The pipeline includes local reference datasets under [`data/reference`](./data/reference):

| Source | Use |
|---|---|
| GeoNames `countryInfo`, `admin1CodesASCII`, `cities1000` | country, subdivision, and city-country validation |
| OurAirports `airports.csv` | IATA airport code to country validation |

These files are validation references, not GeoIP sources. They improve quality flags such as `geoip_invalid_country_city_pair` and support PoP/gateway sanity checks without overriding operator-published geofeed semantics.

## Operational Notes

- Scheduled releases run from GitHub Actions and publish a date-tagged dataset release.
- Live builds fetch public operator feeds and RIPEstat Data API responses.
- Release jobs update `README.md`, `outputs/`, and the GitHub Release body with dataset statistics.
- `first_seen`, `last_seen`, `changed_at`, and `change_type` are repository snapshot history fields. They describe when sat-geoip first observed or changed a record, not when the operator originally allocated or routed the prefix.
- Prefix change reports compare the current build against the previously committed `sat-geoip-prefixes.jsonl` artifact.
- Raw snapshot retention is part of the long-term roadmap; current checked-in outputs represent the latest generated release artifact set.
- The resolver keeps evidence layers separate by design.

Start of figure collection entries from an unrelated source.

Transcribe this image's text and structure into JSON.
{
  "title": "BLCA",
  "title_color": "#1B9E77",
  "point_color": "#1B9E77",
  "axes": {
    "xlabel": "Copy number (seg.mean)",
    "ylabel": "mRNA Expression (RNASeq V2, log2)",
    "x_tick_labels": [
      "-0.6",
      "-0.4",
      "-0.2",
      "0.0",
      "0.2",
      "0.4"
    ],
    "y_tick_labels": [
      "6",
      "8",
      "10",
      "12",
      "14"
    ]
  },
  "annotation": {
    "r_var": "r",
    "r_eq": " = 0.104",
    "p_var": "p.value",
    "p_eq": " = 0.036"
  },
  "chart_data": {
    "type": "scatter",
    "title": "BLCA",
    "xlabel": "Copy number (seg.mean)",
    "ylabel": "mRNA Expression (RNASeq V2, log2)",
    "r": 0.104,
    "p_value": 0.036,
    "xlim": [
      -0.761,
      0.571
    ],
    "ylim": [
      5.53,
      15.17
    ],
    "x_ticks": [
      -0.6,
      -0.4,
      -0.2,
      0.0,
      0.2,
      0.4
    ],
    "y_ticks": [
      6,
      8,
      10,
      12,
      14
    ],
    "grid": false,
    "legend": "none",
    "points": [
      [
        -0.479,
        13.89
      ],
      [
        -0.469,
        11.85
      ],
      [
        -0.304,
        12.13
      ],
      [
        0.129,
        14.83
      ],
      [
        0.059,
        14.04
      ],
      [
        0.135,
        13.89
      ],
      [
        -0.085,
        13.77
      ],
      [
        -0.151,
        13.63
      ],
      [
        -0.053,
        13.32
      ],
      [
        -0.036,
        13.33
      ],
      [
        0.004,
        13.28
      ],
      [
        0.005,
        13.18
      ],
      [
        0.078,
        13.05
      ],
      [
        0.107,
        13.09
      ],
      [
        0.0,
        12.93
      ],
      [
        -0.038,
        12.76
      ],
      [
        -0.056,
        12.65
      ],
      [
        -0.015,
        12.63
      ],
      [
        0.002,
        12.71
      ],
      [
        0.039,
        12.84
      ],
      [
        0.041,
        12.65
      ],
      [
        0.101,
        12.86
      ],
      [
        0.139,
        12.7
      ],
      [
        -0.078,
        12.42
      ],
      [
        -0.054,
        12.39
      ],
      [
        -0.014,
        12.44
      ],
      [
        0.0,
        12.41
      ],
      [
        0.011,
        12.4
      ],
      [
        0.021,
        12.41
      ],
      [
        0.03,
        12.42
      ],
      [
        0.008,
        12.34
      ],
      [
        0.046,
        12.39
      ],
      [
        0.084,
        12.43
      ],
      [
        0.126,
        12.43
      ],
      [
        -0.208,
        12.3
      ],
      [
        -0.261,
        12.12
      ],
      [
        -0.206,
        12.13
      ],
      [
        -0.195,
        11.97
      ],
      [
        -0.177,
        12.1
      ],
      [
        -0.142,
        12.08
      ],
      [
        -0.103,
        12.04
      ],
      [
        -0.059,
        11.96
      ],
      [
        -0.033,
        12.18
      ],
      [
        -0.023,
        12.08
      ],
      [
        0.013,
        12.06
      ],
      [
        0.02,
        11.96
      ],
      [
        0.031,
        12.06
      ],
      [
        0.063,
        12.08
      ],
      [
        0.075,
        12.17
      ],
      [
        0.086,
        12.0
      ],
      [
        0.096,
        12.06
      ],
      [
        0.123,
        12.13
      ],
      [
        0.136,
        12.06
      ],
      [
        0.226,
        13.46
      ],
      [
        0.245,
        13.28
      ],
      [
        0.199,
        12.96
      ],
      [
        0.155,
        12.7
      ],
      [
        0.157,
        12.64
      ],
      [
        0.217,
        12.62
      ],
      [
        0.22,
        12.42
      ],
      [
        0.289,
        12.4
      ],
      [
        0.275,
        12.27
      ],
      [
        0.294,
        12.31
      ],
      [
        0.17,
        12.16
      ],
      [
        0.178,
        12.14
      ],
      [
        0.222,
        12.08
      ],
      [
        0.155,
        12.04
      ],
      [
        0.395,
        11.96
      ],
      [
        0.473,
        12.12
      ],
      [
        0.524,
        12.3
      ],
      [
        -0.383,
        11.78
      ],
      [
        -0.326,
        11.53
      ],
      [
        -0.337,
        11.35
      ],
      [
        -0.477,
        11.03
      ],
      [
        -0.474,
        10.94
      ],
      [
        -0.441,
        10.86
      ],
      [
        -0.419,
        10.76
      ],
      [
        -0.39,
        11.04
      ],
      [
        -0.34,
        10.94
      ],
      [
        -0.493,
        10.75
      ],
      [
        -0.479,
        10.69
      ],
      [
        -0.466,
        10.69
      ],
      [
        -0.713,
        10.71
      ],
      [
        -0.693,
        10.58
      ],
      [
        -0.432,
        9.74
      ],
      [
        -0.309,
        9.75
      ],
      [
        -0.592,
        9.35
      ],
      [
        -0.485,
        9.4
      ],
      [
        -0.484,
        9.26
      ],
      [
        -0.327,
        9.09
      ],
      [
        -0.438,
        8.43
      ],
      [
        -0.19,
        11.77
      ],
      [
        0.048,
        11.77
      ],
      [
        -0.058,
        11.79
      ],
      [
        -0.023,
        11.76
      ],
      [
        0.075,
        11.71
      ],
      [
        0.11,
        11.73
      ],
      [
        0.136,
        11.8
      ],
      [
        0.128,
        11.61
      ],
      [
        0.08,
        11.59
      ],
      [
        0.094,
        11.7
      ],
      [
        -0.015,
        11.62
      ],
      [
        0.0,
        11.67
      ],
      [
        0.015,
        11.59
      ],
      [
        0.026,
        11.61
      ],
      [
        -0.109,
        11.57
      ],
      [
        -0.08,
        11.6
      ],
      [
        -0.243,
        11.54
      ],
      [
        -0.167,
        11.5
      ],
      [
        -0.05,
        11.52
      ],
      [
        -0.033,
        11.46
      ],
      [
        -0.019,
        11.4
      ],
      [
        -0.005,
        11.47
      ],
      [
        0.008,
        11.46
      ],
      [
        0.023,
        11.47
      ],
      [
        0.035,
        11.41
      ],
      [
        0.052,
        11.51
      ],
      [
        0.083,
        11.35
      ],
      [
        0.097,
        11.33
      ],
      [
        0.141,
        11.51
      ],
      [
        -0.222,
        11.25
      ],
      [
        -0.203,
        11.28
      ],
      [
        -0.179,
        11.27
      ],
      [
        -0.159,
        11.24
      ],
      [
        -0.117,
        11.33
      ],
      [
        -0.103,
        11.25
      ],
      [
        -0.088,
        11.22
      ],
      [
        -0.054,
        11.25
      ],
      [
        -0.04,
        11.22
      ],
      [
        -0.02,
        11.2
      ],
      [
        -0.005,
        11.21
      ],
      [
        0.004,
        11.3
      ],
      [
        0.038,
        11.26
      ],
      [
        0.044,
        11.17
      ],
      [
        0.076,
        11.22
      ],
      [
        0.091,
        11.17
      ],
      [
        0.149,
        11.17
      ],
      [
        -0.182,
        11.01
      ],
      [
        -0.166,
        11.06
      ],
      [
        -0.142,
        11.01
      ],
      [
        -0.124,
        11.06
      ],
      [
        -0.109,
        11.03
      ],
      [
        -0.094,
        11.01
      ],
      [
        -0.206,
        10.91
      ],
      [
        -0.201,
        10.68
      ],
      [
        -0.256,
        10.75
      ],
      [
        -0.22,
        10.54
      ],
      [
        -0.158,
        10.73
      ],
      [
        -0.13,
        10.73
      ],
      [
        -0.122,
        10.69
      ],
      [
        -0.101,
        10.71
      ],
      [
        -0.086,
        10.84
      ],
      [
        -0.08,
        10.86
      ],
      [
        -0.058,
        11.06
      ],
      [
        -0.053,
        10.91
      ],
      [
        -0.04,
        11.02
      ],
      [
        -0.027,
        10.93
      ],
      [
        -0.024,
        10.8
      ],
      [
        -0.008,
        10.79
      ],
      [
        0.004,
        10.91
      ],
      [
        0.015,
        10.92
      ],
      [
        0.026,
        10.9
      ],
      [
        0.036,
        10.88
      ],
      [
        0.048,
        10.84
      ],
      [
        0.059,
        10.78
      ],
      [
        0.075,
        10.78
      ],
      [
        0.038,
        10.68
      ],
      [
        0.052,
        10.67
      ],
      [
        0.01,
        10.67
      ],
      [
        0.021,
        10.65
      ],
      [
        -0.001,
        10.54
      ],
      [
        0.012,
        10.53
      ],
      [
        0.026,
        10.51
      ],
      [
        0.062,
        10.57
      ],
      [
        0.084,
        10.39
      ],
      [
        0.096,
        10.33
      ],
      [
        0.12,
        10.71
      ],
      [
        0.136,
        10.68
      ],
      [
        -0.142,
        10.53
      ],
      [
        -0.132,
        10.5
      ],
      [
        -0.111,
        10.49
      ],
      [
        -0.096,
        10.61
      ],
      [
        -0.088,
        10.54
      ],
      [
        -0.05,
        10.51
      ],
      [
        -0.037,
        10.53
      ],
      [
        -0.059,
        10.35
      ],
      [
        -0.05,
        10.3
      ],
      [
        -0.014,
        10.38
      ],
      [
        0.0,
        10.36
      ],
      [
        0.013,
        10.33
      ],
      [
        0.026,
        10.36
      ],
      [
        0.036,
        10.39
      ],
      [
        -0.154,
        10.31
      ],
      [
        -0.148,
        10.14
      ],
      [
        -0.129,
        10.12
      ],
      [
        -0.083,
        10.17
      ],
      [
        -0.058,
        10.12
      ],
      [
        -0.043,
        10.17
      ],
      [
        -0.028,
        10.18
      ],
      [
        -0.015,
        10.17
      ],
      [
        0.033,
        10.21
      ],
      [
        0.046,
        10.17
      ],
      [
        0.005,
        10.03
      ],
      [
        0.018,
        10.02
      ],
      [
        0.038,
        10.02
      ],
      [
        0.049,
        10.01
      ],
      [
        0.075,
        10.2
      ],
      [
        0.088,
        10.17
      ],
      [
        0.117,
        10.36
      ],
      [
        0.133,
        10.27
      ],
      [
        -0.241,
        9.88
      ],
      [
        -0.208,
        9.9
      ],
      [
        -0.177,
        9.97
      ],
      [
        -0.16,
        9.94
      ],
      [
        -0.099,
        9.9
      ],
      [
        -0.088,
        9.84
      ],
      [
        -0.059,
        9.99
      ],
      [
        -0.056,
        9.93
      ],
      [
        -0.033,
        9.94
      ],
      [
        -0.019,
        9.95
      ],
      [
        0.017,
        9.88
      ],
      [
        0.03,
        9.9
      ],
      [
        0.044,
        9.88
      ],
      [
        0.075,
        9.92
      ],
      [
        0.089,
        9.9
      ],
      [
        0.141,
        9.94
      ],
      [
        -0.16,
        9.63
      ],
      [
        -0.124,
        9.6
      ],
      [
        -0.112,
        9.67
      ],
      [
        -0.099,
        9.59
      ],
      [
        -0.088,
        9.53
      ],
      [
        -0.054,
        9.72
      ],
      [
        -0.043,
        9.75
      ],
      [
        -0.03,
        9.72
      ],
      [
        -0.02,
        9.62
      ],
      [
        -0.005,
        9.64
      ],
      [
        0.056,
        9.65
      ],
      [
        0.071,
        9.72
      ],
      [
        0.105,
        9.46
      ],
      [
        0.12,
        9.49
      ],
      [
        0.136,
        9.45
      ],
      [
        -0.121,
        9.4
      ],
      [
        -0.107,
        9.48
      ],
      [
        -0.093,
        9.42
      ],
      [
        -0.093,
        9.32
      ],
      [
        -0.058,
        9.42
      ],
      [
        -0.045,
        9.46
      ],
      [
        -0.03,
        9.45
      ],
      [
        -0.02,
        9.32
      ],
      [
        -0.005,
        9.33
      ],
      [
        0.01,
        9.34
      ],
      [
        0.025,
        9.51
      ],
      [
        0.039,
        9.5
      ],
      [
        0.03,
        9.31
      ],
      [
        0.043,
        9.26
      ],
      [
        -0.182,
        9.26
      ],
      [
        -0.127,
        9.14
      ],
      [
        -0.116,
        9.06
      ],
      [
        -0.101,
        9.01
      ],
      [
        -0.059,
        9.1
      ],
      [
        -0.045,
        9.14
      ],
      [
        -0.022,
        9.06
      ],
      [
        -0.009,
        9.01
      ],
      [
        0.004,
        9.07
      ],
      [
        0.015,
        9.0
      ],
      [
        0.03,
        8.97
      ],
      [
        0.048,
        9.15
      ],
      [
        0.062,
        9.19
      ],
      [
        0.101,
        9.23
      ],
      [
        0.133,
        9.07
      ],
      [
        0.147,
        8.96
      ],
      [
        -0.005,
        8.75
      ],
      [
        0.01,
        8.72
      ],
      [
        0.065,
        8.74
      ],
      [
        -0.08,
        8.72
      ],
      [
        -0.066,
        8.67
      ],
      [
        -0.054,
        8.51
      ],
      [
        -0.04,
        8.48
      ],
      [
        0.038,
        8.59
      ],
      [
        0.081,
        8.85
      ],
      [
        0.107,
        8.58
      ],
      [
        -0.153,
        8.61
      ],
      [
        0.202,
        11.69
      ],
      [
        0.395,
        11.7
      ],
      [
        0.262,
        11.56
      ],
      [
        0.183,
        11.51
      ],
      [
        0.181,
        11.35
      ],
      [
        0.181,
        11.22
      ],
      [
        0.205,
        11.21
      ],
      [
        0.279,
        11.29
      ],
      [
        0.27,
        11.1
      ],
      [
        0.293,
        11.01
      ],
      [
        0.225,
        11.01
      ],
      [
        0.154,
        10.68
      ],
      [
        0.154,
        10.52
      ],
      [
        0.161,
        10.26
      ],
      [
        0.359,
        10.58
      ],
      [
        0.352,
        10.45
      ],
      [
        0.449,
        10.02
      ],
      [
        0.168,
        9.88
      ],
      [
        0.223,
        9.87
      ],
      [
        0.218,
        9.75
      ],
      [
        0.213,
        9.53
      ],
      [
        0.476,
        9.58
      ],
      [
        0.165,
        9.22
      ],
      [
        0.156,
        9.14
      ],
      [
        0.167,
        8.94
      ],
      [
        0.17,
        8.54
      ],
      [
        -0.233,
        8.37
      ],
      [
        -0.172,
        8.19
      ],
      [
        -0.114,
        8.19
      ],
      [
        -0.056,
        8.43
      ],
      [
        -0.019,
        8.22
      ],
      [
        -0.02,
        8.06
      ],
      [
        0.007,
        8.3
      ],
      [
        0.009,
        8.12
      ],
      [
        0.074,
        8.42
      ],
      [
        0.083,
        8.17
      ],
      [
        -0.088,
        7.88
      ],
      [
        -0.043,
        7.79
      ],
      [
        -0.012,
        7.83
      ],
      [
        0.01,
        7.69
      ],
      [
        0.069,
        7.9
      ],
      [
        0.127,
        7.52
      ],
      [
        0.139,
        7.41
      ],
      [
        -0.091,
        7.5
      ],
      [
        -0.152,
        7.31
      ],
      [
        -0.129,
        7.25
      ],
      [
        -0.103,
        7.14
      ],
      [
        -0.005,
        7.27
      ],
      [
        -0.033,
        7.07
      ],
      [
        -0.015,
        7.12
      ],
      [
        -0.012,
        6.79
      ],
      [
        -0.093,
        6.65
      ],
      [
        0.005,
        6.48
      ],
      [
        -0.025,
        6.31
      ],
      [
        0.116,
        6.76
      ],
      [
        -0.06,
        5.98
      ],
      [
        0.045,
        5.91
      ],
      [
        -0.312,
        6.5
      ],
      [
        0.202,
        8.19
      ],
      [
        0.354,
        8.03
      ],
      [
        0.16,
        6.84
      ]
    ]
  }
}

Consumers should select the field appropriate to their workflow instead of collapsing fields into a single location.

## Use Cases

- satellite ISP prefix enrichment in network inventory systems;
- comparing operator-declared GeoIP data with live BGP announcements;
- tracking Starlink PoP assignment changes;
- generating MMDB enrichment files for edge and analytics pipelines;
- auditing feed consistency across country, city, PoP, and origin-AS layers.

## Scope

sat-geoip covers satellite-internet data engineering: operator feeds, BGP state, ownership evidence, PoP mappings, release artifacts, and historical change tracking. It does not score users, reputation, abuse, anonymity, or risk.

## Limitations

- Live BGP collection currently uses RIPEstat REST APIs, not MRT/RIS-Live streams.
- PTR and RPKI enrichment are represented in the model but not fully collected in the first release pipeline.
- OneWeb/Eutelsat and most non-Starlink/Viasat operators are BGP-derived until public operator geofeeds are found.
- SES/O3b, Hughes, Marlink, Intelsat, Avanti, Speedcast, Inmarsat, and Thuraya are BGP-derived in the first release because no public RFC 8805 geofeed is known for those operators.

## Directory Structure

```text
.
├── cmd/sat-geoip/ # CLI entry point
├── config/ # operator registry
├── data/reference/ # validation-only GeoNames and OurAirports datasets
├── examples/ # acceptance evidence fixtures
├── internal/collectors/ # feed and BGP collector helpers
├── internal/export/ # CSV and JSONL writers
├── internal/history/ # per-prefix snapshot history and change reports
├── internal/live/ # live public-source dataset builder
├── internal/mmdb/ # MaxMind DB writer
├── internal/release/ # artifact and statistics generation
├── internal/resolver/ # core evidence resolution engine
├── internal/validators/ # RFC 8805 and PoP parsers
├── outputs/ # generated dataset artifacts
└── site/ # README assets
```

## Deployment

The repository includes a scheduled GitHub Actions workflow:

```text
.github/workflows/dataset-release.yml
```

It runs tests, builds live release artifacts, updates README statistics, commits generated files, and publishes a GitHub Release containing the dataset files.

Manual release:

```sh
gh workflow run dataset-release.yml
```

## License

sat-geoip is licensed under the [Apache License 2.0](./LICENSE).

## Disclaimer

sat-geoip publishes derived infrastructure data from public sources. Operator feeds and public BGP APIs can be incomplete, delayed, or internally inconsistent; downstream systems should preserve the source semantics included in each record.